Markets were now waiting for more clues on U.S. interest rates after largely dialling back expectations for early rate cuts by the Federal Reserve, following a series of robust economic data and hawkish comments from Fed officials.
This trend largely curbed a rally in the dollar, with the greenback retreating further from a three-month high touched earlier this week. U.S. Treasury yields also pulled back from recent highs.
The dollar index and dollar index futures dropped 0.1% each in Asian trade, extending sharp overnight declines. U.S. inflation data for January, due next week, is now in focus for more clues on the path of interest rates.
Most Asian currencies edged up. The Australian dollar was among the better performers for the day, advancing 0.1% and extending gains from earlier this week after the Reserve Bank of Australia cautioned that it could still raise interest rates in the face of sticky inflation.
The Indian rupee strengthened 0.1%, moving further away from near record-low levels as traders awaited a Reserve Bank of India meeting later in the day. The RBI is widely expected to keep rates on hold, while its forecasts on inflation and economic growth will be in focus.

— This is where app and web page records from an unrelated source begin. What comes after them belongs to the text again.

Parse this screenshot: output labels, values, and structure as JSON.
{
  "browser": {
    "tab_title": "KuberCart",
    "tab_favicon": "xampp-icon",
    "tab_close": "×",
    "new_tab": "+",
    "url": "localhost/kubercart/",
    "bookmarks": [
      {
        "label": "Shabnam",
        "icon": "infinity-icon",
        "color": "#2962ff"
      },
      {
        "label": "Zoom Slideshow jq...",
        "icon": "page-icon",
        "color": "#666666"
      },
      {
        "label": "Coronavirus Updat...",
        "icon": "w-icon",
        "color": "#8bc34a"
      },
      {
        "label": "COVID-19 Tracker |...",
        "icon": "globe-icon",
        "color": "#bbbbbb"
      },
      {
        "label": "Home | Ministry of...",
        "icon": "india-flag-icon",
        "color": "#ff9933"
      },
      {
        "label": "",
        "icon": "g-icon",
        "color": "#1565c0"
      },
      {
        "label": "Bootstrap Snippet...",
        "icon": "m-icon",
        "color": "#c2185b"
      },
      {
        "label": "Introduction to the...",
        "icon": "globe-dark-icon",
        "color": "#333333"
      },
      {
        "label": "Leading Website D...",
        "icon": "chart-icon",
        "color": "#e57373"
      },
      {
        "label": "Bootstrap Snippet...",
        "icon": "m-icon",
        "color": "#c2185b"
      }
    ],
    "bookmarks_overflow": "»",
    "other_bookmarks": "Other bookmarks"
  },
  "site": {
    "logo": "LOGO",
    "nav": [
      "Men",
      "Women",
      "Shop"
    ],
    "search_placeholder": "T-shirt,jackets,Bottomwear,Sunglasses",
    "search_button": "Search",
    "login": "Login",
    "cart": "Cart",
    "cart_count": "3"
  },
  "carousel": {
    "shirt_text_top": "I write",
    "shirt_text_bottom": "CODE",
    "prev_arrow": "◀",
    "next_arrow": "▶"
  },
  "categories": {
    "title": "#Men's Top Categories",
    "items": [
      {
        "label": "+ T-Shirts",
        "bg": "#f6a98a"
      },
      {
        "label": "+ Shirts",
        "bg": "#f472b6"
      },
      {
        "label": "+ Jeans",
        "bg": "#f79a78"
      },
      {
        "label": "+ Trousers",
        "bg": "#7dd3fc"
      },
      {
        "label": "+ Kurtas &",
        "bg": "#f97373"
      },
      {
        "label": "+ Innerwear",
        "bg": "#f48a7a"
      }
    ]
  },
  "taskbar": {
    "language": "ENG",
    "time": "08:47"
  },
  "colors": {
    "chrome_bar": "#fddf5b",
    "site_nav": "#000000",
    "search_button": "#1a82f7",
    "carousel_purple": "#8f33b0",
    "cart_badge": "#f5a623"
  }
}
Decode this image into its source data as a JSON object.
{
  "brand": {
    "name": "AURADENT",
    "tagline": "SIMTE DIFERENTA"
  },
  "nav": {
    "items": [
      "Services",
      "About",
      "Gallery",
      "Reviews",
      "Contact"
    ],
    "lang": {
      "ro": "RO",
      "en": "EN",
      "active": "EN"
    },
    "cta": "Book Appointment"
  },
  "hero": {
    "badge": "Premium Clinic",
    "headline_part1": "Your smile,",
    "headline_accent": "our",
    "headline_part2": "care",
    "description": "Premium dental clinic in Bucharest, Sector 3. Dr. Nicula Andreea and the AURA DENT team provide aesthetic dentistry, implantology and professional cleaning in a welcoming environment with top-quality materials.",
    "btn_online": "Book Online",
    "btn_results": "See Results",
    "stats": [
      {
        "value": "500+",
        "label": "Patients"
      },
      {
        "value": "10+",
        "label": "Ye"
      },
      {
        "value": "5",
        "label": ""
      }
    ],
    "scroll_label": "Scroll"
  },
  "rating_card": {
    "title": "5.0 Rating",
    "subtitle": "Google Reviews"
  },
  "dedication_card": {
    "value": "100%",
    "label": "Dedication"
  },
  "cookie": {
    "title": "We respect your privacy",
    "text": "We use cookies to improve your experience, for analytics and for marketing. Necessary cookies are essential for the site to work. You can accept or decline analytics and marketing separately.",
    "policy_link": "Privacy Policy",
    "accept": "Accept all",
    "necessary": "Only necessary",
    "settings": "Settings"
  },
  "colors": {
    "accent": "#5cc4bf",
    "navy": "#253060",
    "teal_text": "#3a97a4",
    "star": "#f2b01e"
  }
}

The Japanese yen dropped 0.1% and remained in sight of a two-month low, amid persistent uncertainty over when the Bank of Japan will begin scaling back its ultra-loose policy.
The South Korean won and Singapore dollar moved little.
The Thai baht slipped 0.5% after a Bank of Thailand official said that the bank stood ready to cut interest rates if private consumption slowed further in the country.
Any major gains in Asian currencies were largely held back by concerns over higher-for-longer U.S. interest rates, as a number of Fed officials cautioned this week that the bank was not considering any monetary loosening in the near-term.
Signs of persistent economic weakness in China also dented sentiment towards the region, as Asia’s biggest economy continued to grapple with disinflation.